Embora não seja um percentual que se possa considerar baixo, ele não corrobora o mito da "vó" ou da bisa "pega a laço" como um evento recente, até porque, na maioria das vezes, os percentuais obtidos vêm de ambos os lados da pessoa: o materno e o paterno. Há estados como Bahia, Minas Gerais e Rio de Janeiro cujos percentuais se mostram incrivelmente baixos, além de estados como Ceará, Paraíba, Piauí e Rio Grande do Norte, onde a priori se imaginavam valores bem mais altos. Esses percentuais também obedecem ao nível socioeconômico: há um padrão em quase todos os lugares em que, à medida que aumenta o nível de renda, diminui o percentual indígena, assim como o africano. A classe média-alta e alta brasileira, diferentemente de vários países vizinhos e de países como o México, possui muito pouco de genética indígena.
Os estados da região Norte-Amazônica são os que apresentam percentuais que se assemelham àquilo que o senso comum costuma achar que seria a marca do brasileiro de classe média ou baixa.
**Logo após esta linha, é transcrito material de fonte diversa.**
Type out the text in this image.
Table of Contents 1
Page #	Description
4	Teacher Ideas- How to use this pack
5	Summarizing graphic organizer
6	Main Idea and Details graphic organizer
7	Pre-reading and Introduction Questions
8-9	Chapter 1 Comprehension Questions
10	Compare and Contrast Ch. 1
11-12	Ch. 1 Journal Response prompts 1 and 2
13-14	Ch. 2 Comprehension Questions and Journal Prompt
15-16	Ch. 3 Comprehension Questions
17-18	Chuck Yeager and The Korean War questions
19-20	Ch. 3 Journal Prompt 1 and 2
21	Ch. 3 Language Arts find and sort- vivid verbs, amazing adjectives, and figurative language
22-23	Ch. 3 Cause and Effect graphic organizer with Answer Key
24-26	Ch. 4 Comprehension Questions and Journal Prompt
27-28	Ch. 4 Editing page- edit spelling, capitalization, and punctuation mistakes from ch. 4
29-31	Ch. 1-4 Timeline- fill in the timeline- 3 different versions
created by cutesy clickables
Estados como Amazonas e Pará contam com percentuais indígenas na casa de 19%a 22%.
Um caso chamativo tem sido o do Paraná e também de certas áreas de São Paulo, Santa Catarina e Rio Grande do Sul, onde, em nível geral, há o estereótipo de estados altamente europeizados e de imigração recente, principalmente devido ao fenótipo. Surpreendentemente, os dados genéticos revelam que muita gente dessas regiões possui percentuais de genética indígena acima da média nacional. Contudo, é importante ressaltar que são, sim, no geral, estados muito europeizados geneticamente.
A segunda vertente do paradoxo: mtDNA materno vs. autossômico indígena baixo
Se o percentual geral pode ser considerado baixo, e em alguns estados chega a ser baixíssimo, o código mitocondrial chamado de haplogrupo materno conta outra história.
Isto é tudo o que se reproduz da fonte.